Balanchine is a few steps ahead
Among long-time fans of the New York City Ballet, there is a favorite maxim: Eventually, one grows to like everything George Balanchine does. This doesn't mean that everything he choreographs for the New York City Ballet is a masterpiece. It implies that many ballets have settling-in periods, that their intent becomes clearer as the seasons roll by, and that, quite simply and remarkably, Balanchine is often a few steps ahead of the audience.
The maxim may well apply to Balanchine's "Ballade," which is the first of several new works to enter the City Ballet during its season at the New York State Theater, which runs until June 29. At first viewing "Ballade" is obviously a pretty and delicate exploration of both romantic love and technical virtuosity. That "Ballade" is so double-stranded may account for much of its enigma. The clue to its mood is the music, Faure's Ballade for Piano and Orchestra. Its quiet, rather dreamy atmosphere is beautifully evoked by Balanchine in lilting running dances for Merrill Ashley and skimming lifts for her and Ib Andersen. There are also suggestions of a love story -- hesitant meetings and a wistful farewell as Andersen and Ashley float off the stage in opposite directions.
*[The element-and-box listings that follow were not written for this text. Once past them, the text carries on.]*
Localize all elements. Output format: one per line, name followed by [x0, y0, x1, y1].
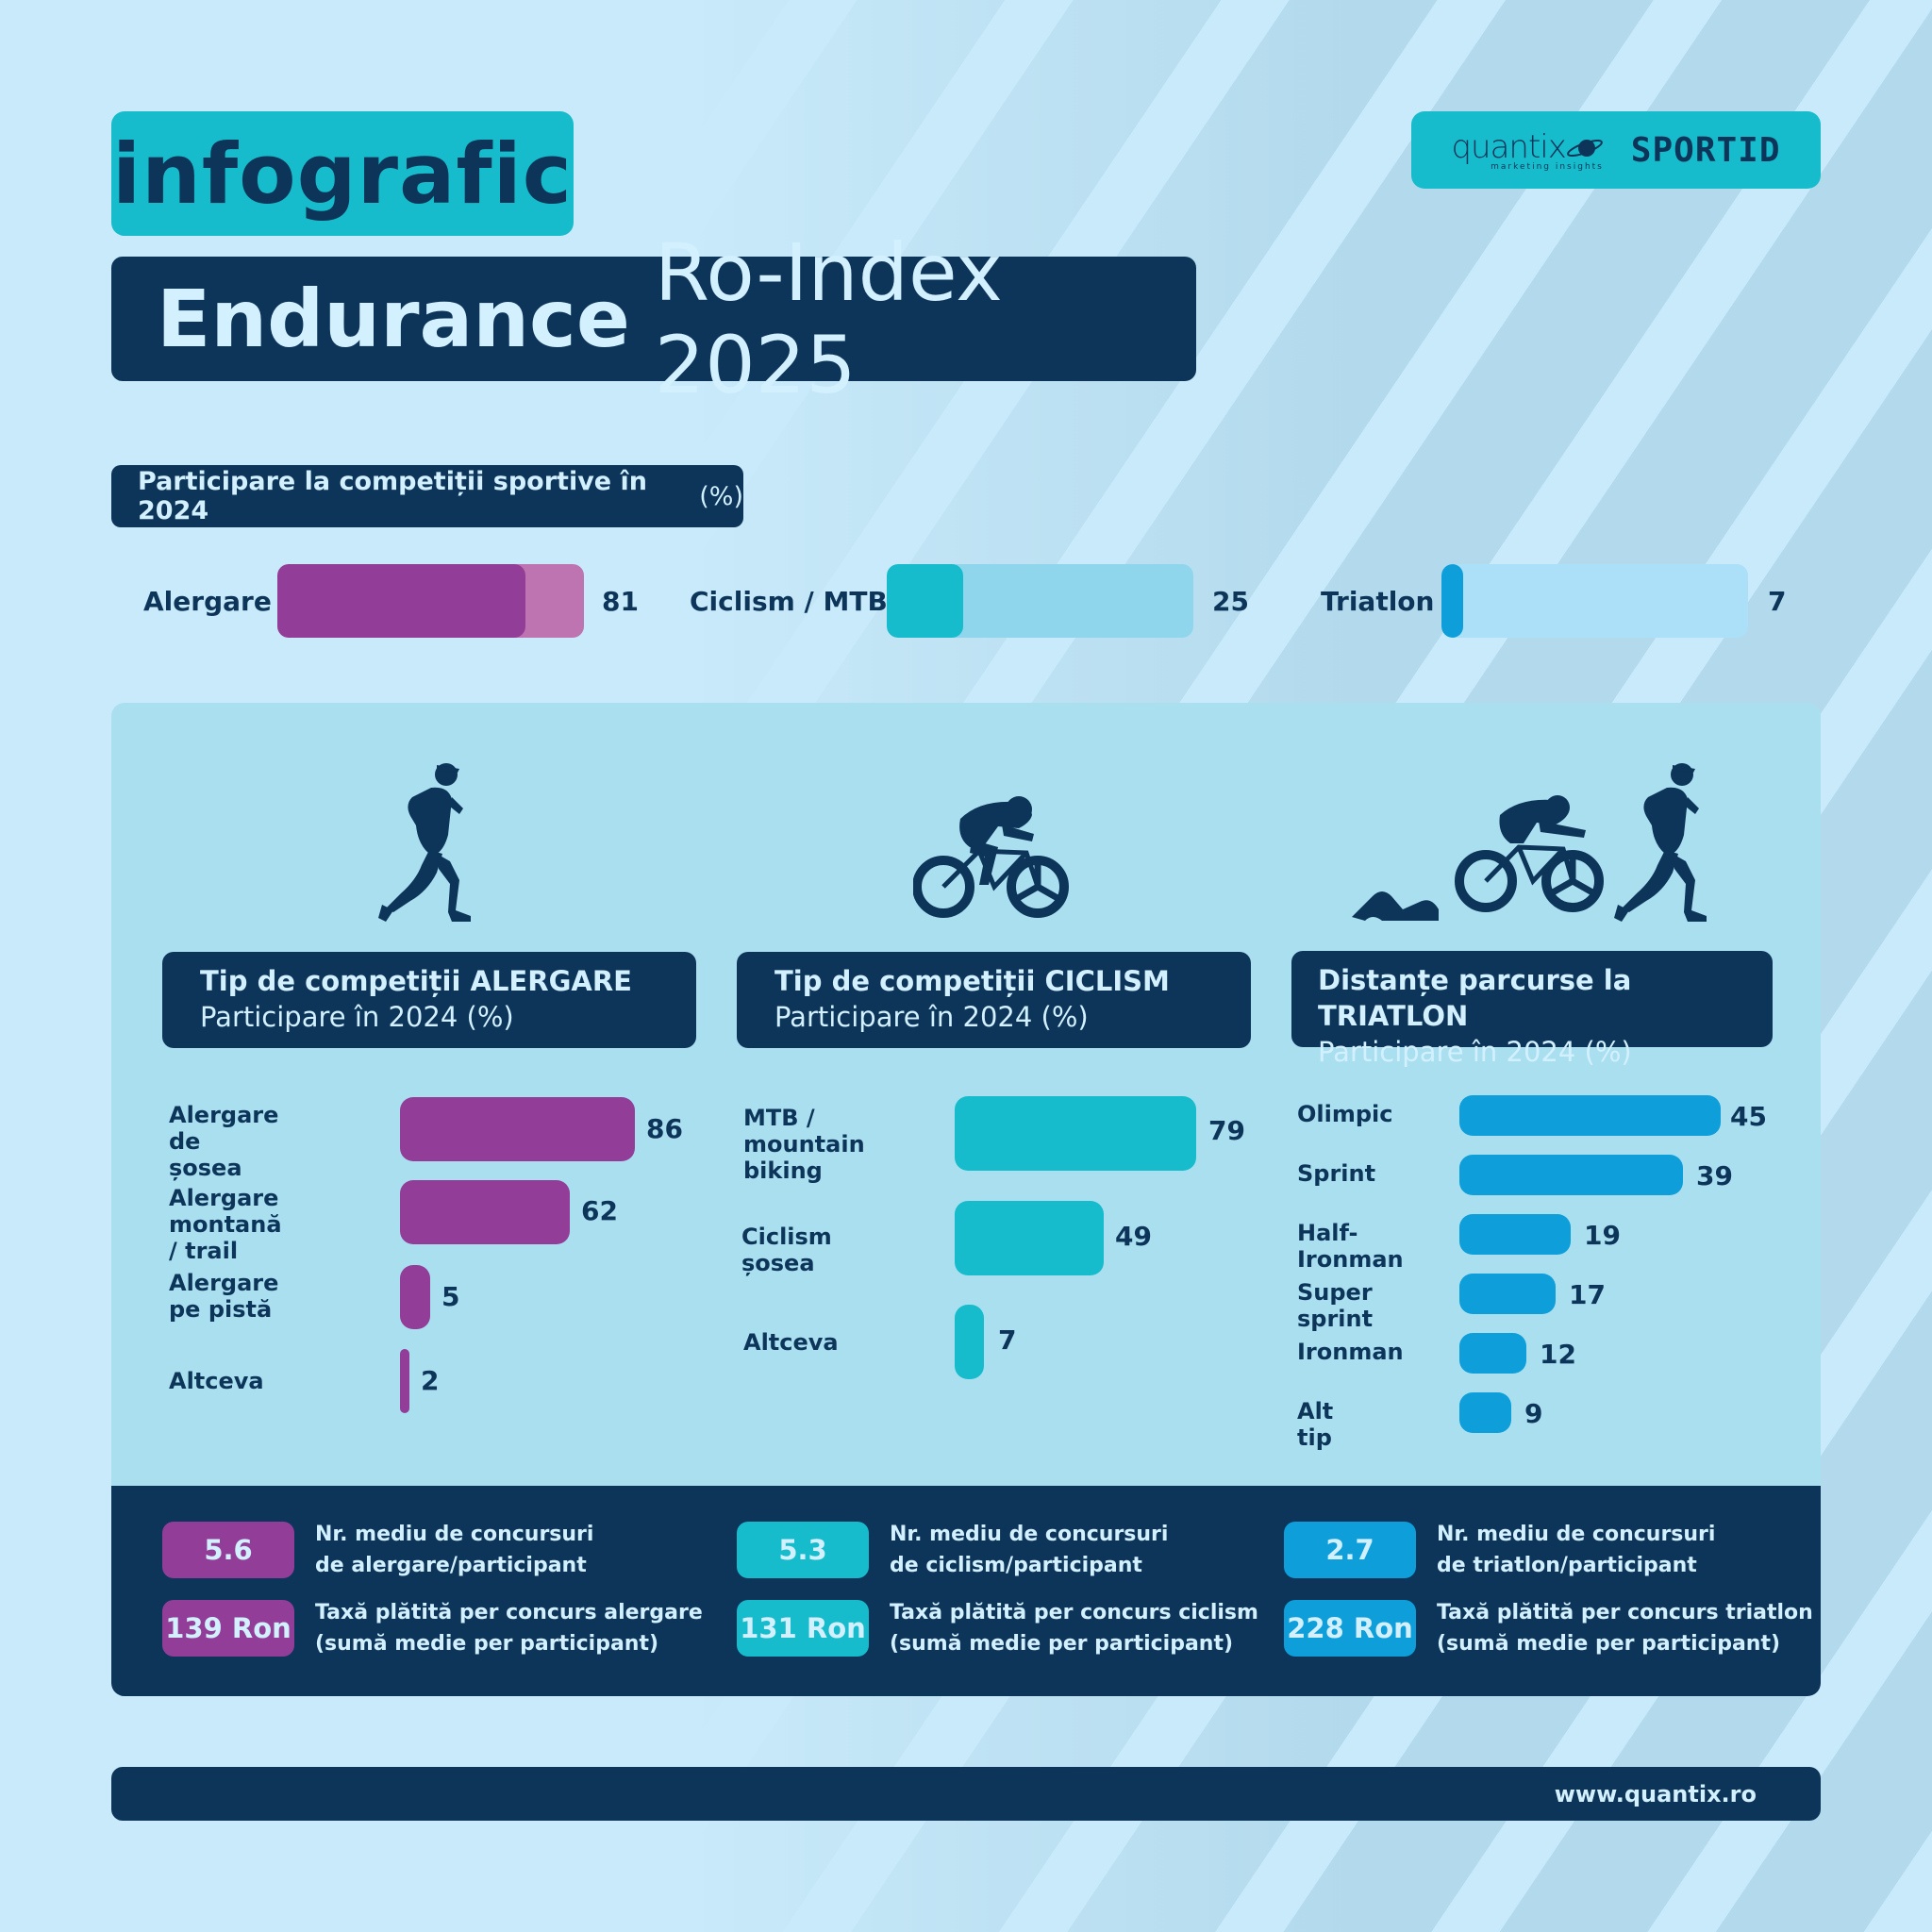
bar — [955, 1201, 1104, 1275]
bar — [1459, 1392, 1511, 1433]
bar-value: 9 — [1524, 1398, 1543, 1429]
participation-bar-triathlon — [1441, 564, 1463, 638]
partner-logos: quantix marketing insights SPORTID — [1411, 111, 1821, 189]
bar-value: 19 — [1584, 1220, 1621, 1251]
stat-running-avg-fee: 139 Ron Taxă plătită per concurs alergar… — [162, 1597, 703, 1659]
stat-value-pill: 139 Ron — [162, 1600, 294, 1657]
bar-label: MTB / mountain biking — [743, 1105, 865, 1184]
bar-label: Alergare de șosea — [169, 1102, 279, 1181]
participation-label-triathlon: Triatlon — [1321, 585, 1435, 617]
stat-value-pill: 228 Ron — [1284, 1600, 1416, 1657]
infografic-badge: infografic — [111, 111, 574, 236]
quantix-wordmark: quantix — [1451, 128, 1566, 166]
bar-label: Ciclism șosea — [741, 1224, 832, 1276]
title-bold: Endurance — [157, 273, 630, 365]
triathlon-heading-title: Distanțe parcurse la TRIATLON — [1318, 964, 1632, 1032]
stats-panel — [111, 1486, 1821, 1696]
stat-description: Nr. mediu de concursuri de triatlon/part… — [1437, 1523, 1716, 1577]
bar-label: Altceva — [169, 1368, 264, 1394]
participation-title-unit: (%) — [699, 481, 743, 511]
bar-label: Sprint — [1297, 1160, 1376, 1187]
bar — [1459, 1214, 1571, 1255]
title-light: Ro-Index 2025 — [654, 226, 1003, 411]
participation-title: Participare la competiții sportive în 20… — [111, 465, 743, 527]
participation-value-cycling: 25 — [1212, 585, 1249, 617]
running-heading-title: Tip de competiții ALERGARE — [200, 965, 632, 997]
stat-description: Taxă plătită per concurs ciclism (sumă m… — [890, 1601, 1258, 1656]
cycling-section-heading: Tip de competiții CICLISM Participare în… — [737, 952, 1251, 1048]
triathlon-heading-subtitle: Participare în 2024 (%) — [1318, 1036, 1632, 1068]
stat-triathlon-avg-fee: 228 Ron Taxă plătită per concurs triatlo… — [1284, 1597, 1813, 1659]
participation-track-cycling — [887, 564, 1193, 638]
quantix-tagline: marketing insights — [1491, 162, 1604, 172]
bar-value: 12 — [1540, 1339, 1576, 1370]
stat-value-pill: 5.6 — [162, 1522, 294, 1578]
cycling-heading-title: Tip de competiții CICLISM — [774, 965, 1170, 997]
quantix-logo: quantix marketing insights — [1451, 128, 1603, 172]
bar-value: 86 — [646, 1113, 683, 1144]
stat-description: Taxă plătită per concurs triatlon (sumă … — [1437, 1601, 1813, 1656]
stat-triathlon-avg-competitions: 2.7 Nr. mediu de concursuri de triatlon/… — [1284, 1519, 1715, 1581]
bar-value: 49 — [1115, 1221, 1152, 1252]
footer-url-link[interactable]: www.quantix.ro — [1554, 1780, 1757, 1807]
planet-icon — [1566, 139, 1603, 158]
bar — [400, 1349, 409, 1413]
bar-value: 45 — [1730, 1101, 1767, 1132]
bar — [1459, 1095, 1721, 1136]
stat-value-pill: 5.3 — [737, 1522, 869, 1578]
stat-description: Nr. mediu de concursuri de ciclism/parti… — [890, 1523, 1169, 1577]
footer-bar: www.quantix.ro — [111, 1767, 1821, 1821]
participation-bar-cycling — [887, 564, 963, 638]
participation-title-text: Participare la competiții sportive în 20… — [138, 467, 647, 525]
participation-label-cycling: Ciclism / MTB — [690, 585, 888, 617]
bar-value: 79 — [1208, 1115, 1245, 1146]
participation-bars: Alergare 81 Ciclism / MTB 25 Triatlon 7 — [0, 564, 1932, 638]
bar — [1459, 1333, 1526, 1374]
page-title: Endurance Ro-Index 2025 — [111, 226, 1196, 411]
bar — [1459, 1155, 1683, 1195]
participation-value-running: 81 — [602, 585, 639, 617]
bar-label: Alergare pe pistă — [169, 1270, 279, 1323]
runner-icon — [378, 763, 471, 922]
bar-value: 39 — [1696, 1160, 1733, 1191]
bar-label: Half-Ironman — [1297, 1220, 1404, 1273]
bar-label: Super sprint — [1297, 1279, 1374, 1332]
cyclist-icon — [913, 796, 1069, 918]
stat-cycling-avg-competitions: 5.3 Nr. mediu de concursuri de ciclism/p… — [737, 1519, 1168, 1581]
bar — [955, 1305, 984, 1379]
stat-running-avg-competitions: 5.6 Nr. mediu de concursuri de alergare/… — [162, 1519, 593, 1581]
bar-label: Altceva — [743, 1329, 839, 1356]
running-heading-subtitle: Participare în 2024 (%) — [200, 1001, 514, 1033]
stat-cycling-avg-fee: 131 Ron Taxă plătită per concurs ciclism… — [737, 1597, 1258, 1659]
bar-label: Alergare montană / trail — [169, 1185, 282, 1264]
triathlon-icon — [1352, 763, 1707, 922]
stat-value-pill: 2.7 — [1284, 1522, 1416, 1578]
bar-value: 62 — [581, 1195, 618, 1226]
bar — [955, 1096, 1196, 1171]
stat-description: Taxă plătită per concurs alergare (sumă … — [315, 1601, 703, 1656]
bar — [400, 1265, 430, 1329]
bar-label: Olimpic — [1297, 1101, 1393, 1127]
bar-value: 7 — [998, 1324, 1017, 1356]
stat-value-pill: 131 Ron — [737, 1600, 869, 1657]
bar — [1459, 1274, 1556, 1314]
badge-label: infografic — [112, 125, 573, 223]
bar-value: 5 — [441, 1281, 460, 1312]
sportid-logo: SPORTID — [1630, 130, 1781, 170]
participation-track-running — [277, 564, 584, 638]
participation-label-running: Alergare — [143, 585, 272, 617]
participation-value-triathlon: 7 — [1768, 585, 1787, 617]
participation-bar-running — [277, 564, 525, 638]
triathlon-section-heading: Distanțe parcurse la TRIATLON Participar… — [1291, 951, 1773, 1068]
bar-value: 2 — [421, 1365, 440, 1396]
participation-track-triathlon — [1441, 564, 1748, 638]
running-section-heading: Tip de competiții ALERGARE Participare î… — [162, 952, 696, 1048]
stat-description: Nr. mediu de concursuri de alergare/part… — [315, 1523, 594, 1577]
bar-label: Ironman — [1297, 1339, 1404, 1365]
bar-label: Alt tip — [1297, 1398, 1334, 1451]
cycling-heading-subtitle: Participare în 2024 (%) — [774, 1001, 1089, 1033]
bar — [400, 1097, 635, 1161]
bar — [400, 1180, 570, 1244]
bar-value: 17 — [1569, 1279, 1606, 1310]
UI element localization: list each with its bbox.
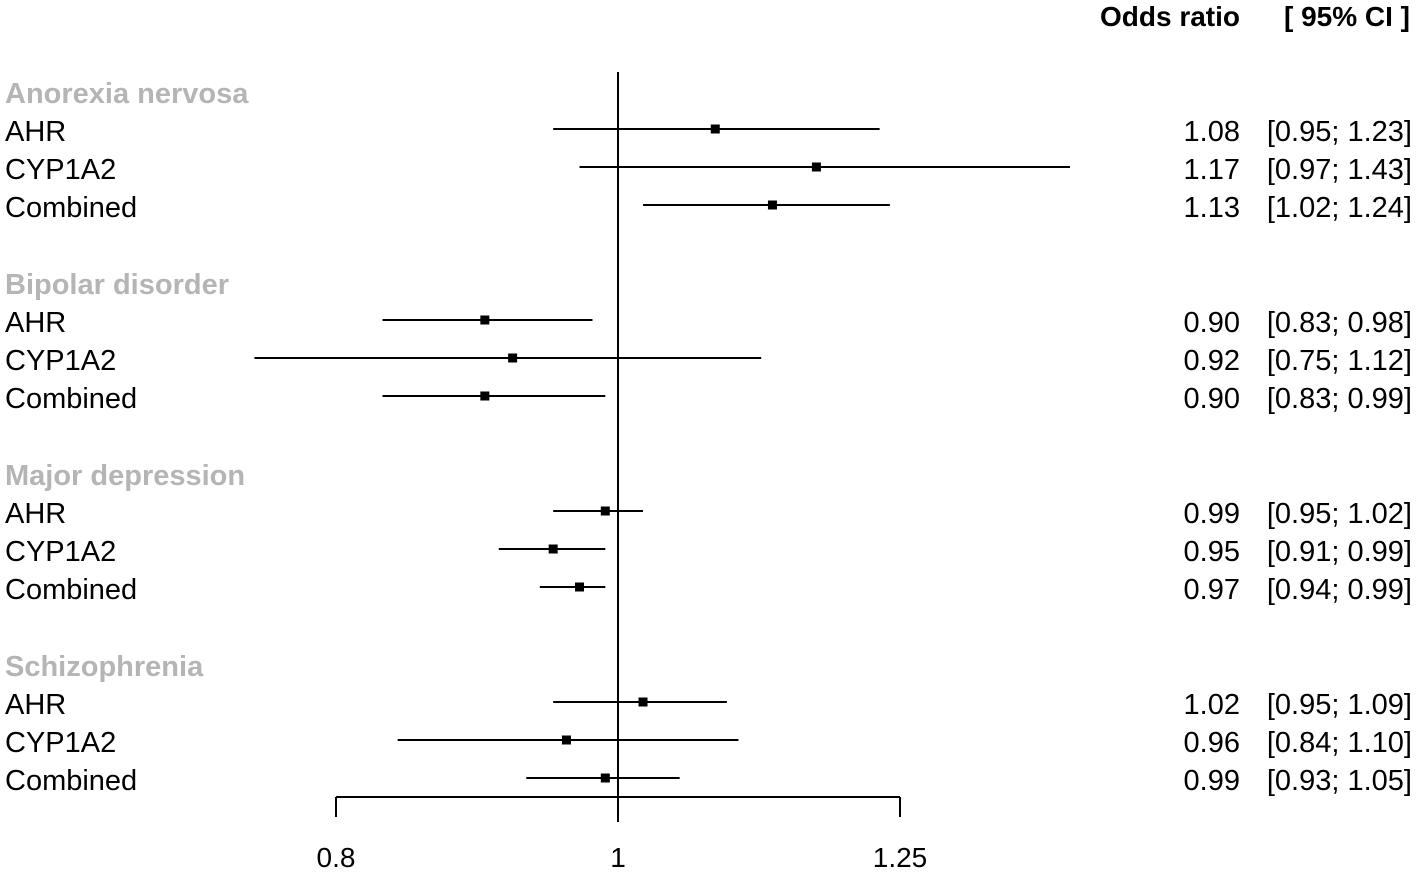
or-value: 0.90 (1184, 383, 1240, 415)
or-value: 1.08 (1184, 116, 1240, 148)
group-label: Bipolar disorder (5, 269, 229, 301)
ci-value: [0.95; 1.09] (1267, 689, 1412, 721)
or-value: 0.99 (1184, 765, 1240, 797)
or-value: 0.97 (1184, 574, 1240, 606)
or-value: 0.99 (1184, 498, 1240, 530)
or-value: 1.13 (1184, 192, 1240, 224)
point-estimate (600, 773, 610, 783)
or-value: 1.17 (1184, 154, 1240, 186)
point-estimate (561, 735, 571, 745)
point-estimate (767, 200, 777, 210)
ci-value: [1.02; 1.24] (1267, 192, 1412, 224)
odds-ratio-header: Odds ratio (1100, 1, 1240, 32)
group-label: Anorexia nervosa (5, 78, 249, 110)
ci-value: [0.93; 1.05] (1267, 765, 1412, 797)
row-label: AHR (5, 689, 66, 721)
row-label: Combined (5, 383, 137, 415)
x-tick-label: 0.8 (317, 842, 356, 873)
ci-value: [0.94; 0.99] (1267, 574, 1412, 606)
ci-value: [0.95; 1.02] (1267, 498, 1412, 530)
row-label: Combined (5, 192, 137, 224)
ci-value: [0.97; 1.43] (1267, 154, 1412, 186)
row-label: CYP1A2 (5, 345, 116, 377)
row-label: AHR (5, 116, 66, 148)
group-label: Schizophrenia (5, 651, 204, 683)
ci-value: [0.83; 0.99] (1267, 383, 1412, 415)
ci-value: [0.91; 0.99] (1267, 536, 1412, 568)
point-estimate (638, 697, 648, 707)
or-value: 1.02 (1184, 689, 1240, 721)
point-estimate (480, 315, 490, 325)
ci-header: [ 95% CI ] (1284, 1, 1410, 32)
plot-marks: Anorexia nervosa AHR 1.08 [0.95; 1.23] CYP1A… (5, 72, 1412, 873)
ci-value: [0.83; 0.98] (1267, 307, 1412, 339)
point-estimate (508, 353, 518, 363)
group-label: Major depression (5, 460, 245, 492)
ci-value: [0.75; 1.12] (1267, 345, 1412, 377)
row-label: Combined (5, 574, 137, 606)
or-value: 0.90 (1184, 307, 1240, 339)
row-label: CYP1A2 (5, 154, 116, 186)
row-label: AHR (5, 307, 66, 339)
point-estimate (548, 544, 558, 554)
point-estimate (811, 162, 821, 172)
row-label: Combined (5, 765, 137, 797)
or-value: 0.96 (1184, 727, 1240, 759)
x-tick-label: 1.25 (873, 842, 928, 873)
ci-value: [0.95; 1.23] (1267, 116, 1412, 148)
row-label: AHR (5, 498, 66, 530)
point-estimate (575, 582, 585, 592)
row-label: CYP1A2 (5, 727, 116, 759)
or-value: 0.95 (1184, 536, 1240, 568)
point-estimate (710, 124, 720, 134)
x-tick-label: 1 (610, 842, 626, 873)
point-estimate (480, 391, 490, 401)
row-label: CYP1A2 (5, 536, 116, 568)
ci-value: [0.84; 1.10] (1267, 727, 1412, 759)
point-estimate (600, 506, 610, 516)
or-value: 0.92 (1184, 345, 1240, 377)
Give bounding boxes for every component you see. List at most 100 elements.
At the same time, Balanchine punctuates Faure's pastel hues with brilliant variations for the leads, backed up by a small ensemble of girls. It is no exaggeration to say that Ashley is the foremost technician in the world. Accordingly, Balanchine has found new ways to exploit Ashley's astonishing speed and dexterity by sprinkling her dances with unexpected hesitations and darts forward, novel jumps on pointe, and turns as intricate as Chinese puzzles. Andersen, too, gets taxing and long series of jumps. His challenge is to make intricacy seem flowing.